4) What, then, is the role of the executive coach?

01/01/2011 00:00

    To contrast executive coaches with those from team sports: the latter have three key roles: "staffing," "training" and "strategy." Staffing consists of deciding who is on the team, what positions they are going to play, and attracting stars to the team. Training consists of improving the skills of individual players, and of the players in combination with one another. Strategy consists of analyzing the competitors and coming up with a plan to defeat them.

    The major difference in executive coaching is that the coach does not exercise this kind of authority. In fact, for the coach even to suggest individuals for promotion, let alone termination, may well be counterproductive. People can start spending more time thinking about corporate politics and worrying about the unknown coach (the mysterious backroom kingmaker) than about getting their real work done. If a coach is involved in staffing, more appropriate is for him to assist in determining what kinds of individuals are best suited for which positions, and what ways should be used to attract, retain and develop them. 

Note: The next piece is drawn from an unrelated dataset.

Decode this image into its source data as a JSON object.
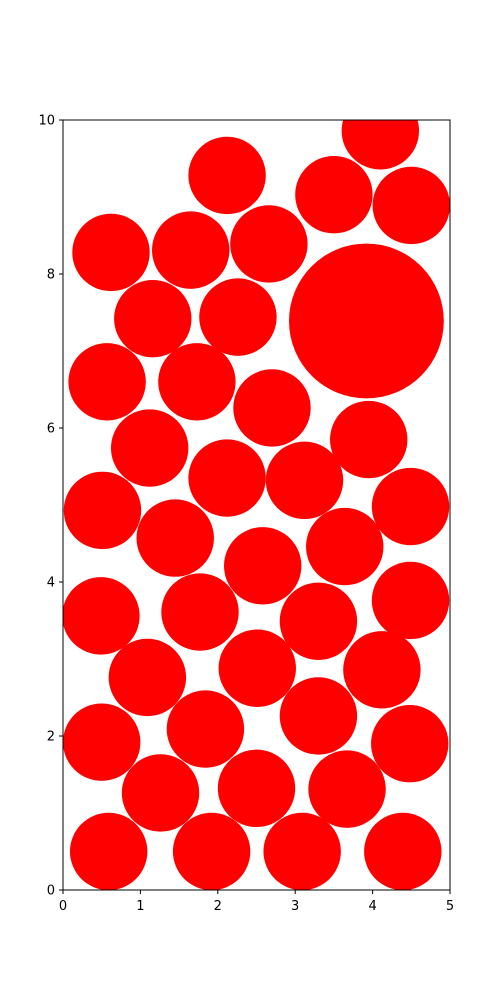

    The general role of the coach is discussed in "The Wild West of Executive Coaching," Harvard Business Review,  Alyssa M. Freas, November 2004. The article´s abstract states:

 

            “. . .strategic coaching can bring leaders into alignment with organizational aims, while fostering cultural changes. . . one-on-one interaction with an objective third party can provide a focus that other forms of organizational support simply cannot."

 

    The prejudice that coaching was used to help underachievers no longer applied. The article cites a 2004 survey by Right Management Consultants of Philadelphia. In the survey 86% of the respondents indicated that at their company coaching was aimed at managers who were considered future leaders. 

 

            "Coaching has evolved into the mainstream fast," says Michael Goldberg, president of Building Blocks Consulting (Manalapan, New Jersey), whose clients include New York Life and MetLife. "This is because there is a great demand in the workplace for immediate results, and coaching can help provide that." How? By providing feedback and guidance in real time, says Brian Underhill, a senior consultant at the Alliance for Strategic Leadership (Morgan Hill, California). He adds that coaching has the advantage of taking place "in the context of their current jobs."

 

    In addition to assisting experienced senior managers with strategic challenges, executive coaches sometimes have a role in the transition to a new CEO. In this case coaching entails issues such as pre-boarding negotiations and accelerated integration of the new CEO (on-boarding, the first hundred days, managing the board, merging a new senior team).

    Coaches can also play a role when a factory workforce, or entire division, is re-organized, when a quality initiative or new product is introduced, or when a strategic alliance, merger or acquisition is negotiated. An effective coach is not usually perceived as either a "deal maker" or a "deal breaker" but rather as an agent of change.